Sur X, le fondateur du mouvement Jean-Luc Mélenchon a pointé « la mauvaise surveillance préfectorale et des actes des listes battues. » « Chacun·e qui observe comprend qu’il est temps de travailler en 2027 à un renouvellement préfectoral capable d’éviter ce genre de situation où l’incompétence vient servir les manipulations politiques », a-t-il poursuivi.
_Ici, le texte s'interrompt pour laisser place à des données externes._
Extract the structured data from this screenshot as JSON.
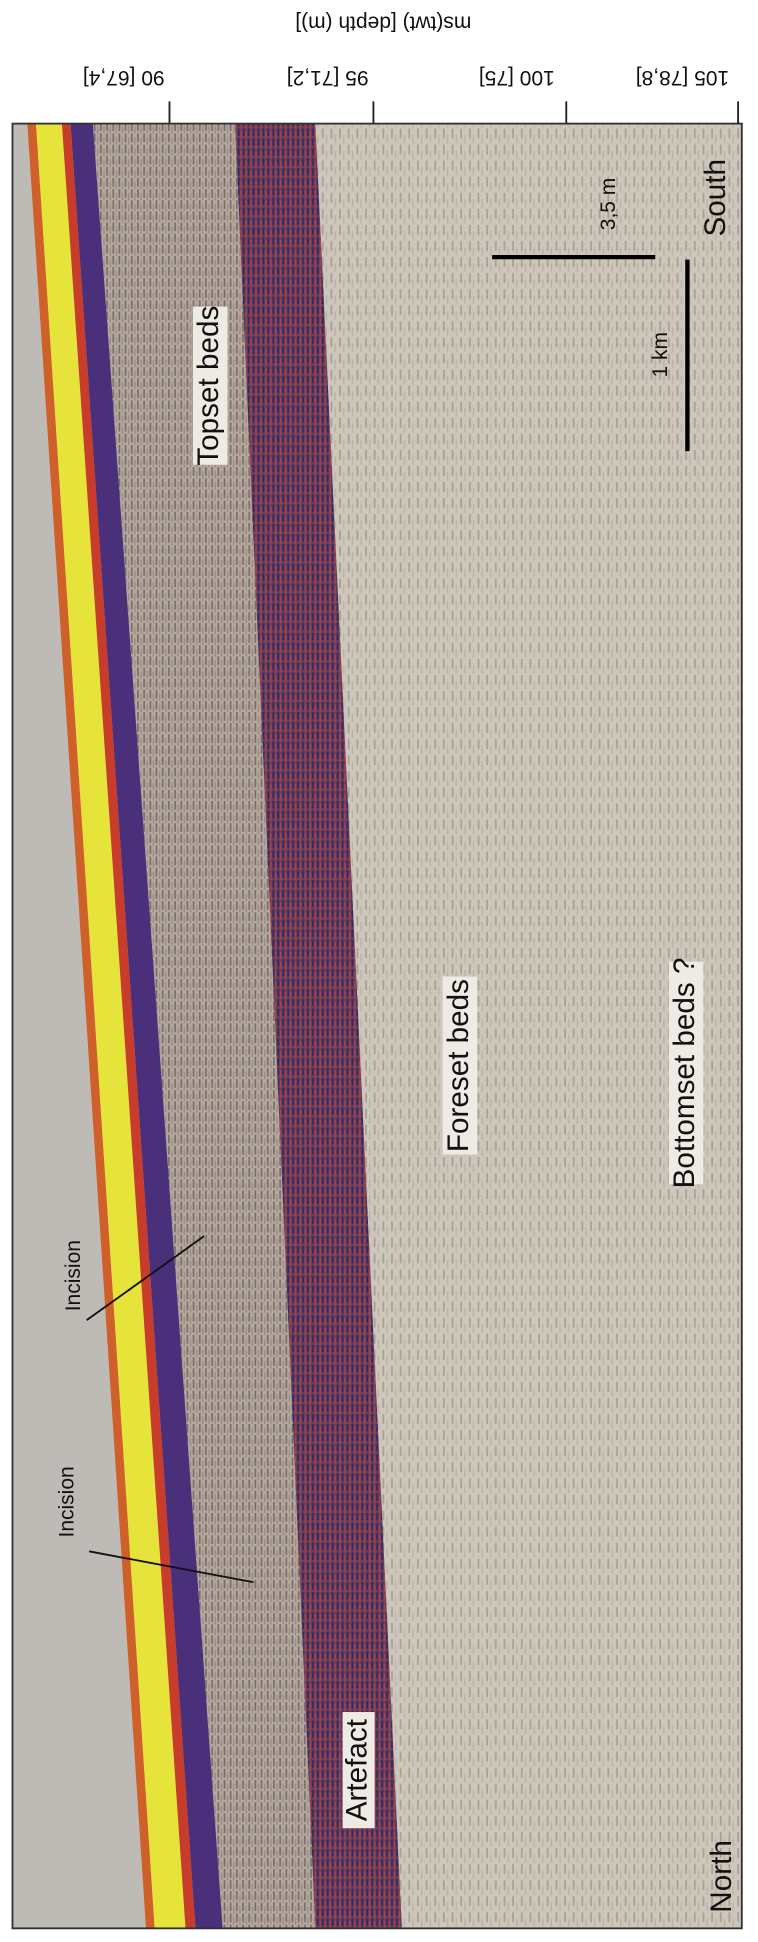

Une référence à la brouille qui l’a opposé au cours de l’été aux ministres Laurent Nunez et Gérald Darmanin à propos des préfets.

Se disant « profondément supris » par la situation, le maire de Vaulx-en-Velin Abdelkader Lahmar a aussi mis en cause la préfecture en s’interrogeant sur les raisons qui l’ont poussé à valider les bulletins de la liste en faute alors « qu’elle vérifie habituellement les documents électoraux avec la plus grande rigueur, et qu’elle a identifié la même irrégularité à Saint-Fons, dès le premier tour. » « Il nous avait été demandé, à nous, de corriger de simples accents dans les noms de certains de nos colistiers », a-t-il insisté, accusant à demi-mot les services administratifs d’un deux poids deux mesures. « Si les élections municipales de Vaulx-en-Velin venaient à être annulées, la responsabilité en incomberait strictement à une erreur administrative de la préfecture. Cela devra être expliqué clairement aux Vaudaises et aux Vaudais ; et aux électrices et aux électeurs qui nous ont accordé leur confiance », a-t-il insisté, soucieux de ne pas entâcher l’image du mouvement en ce début de campagne présidentielle.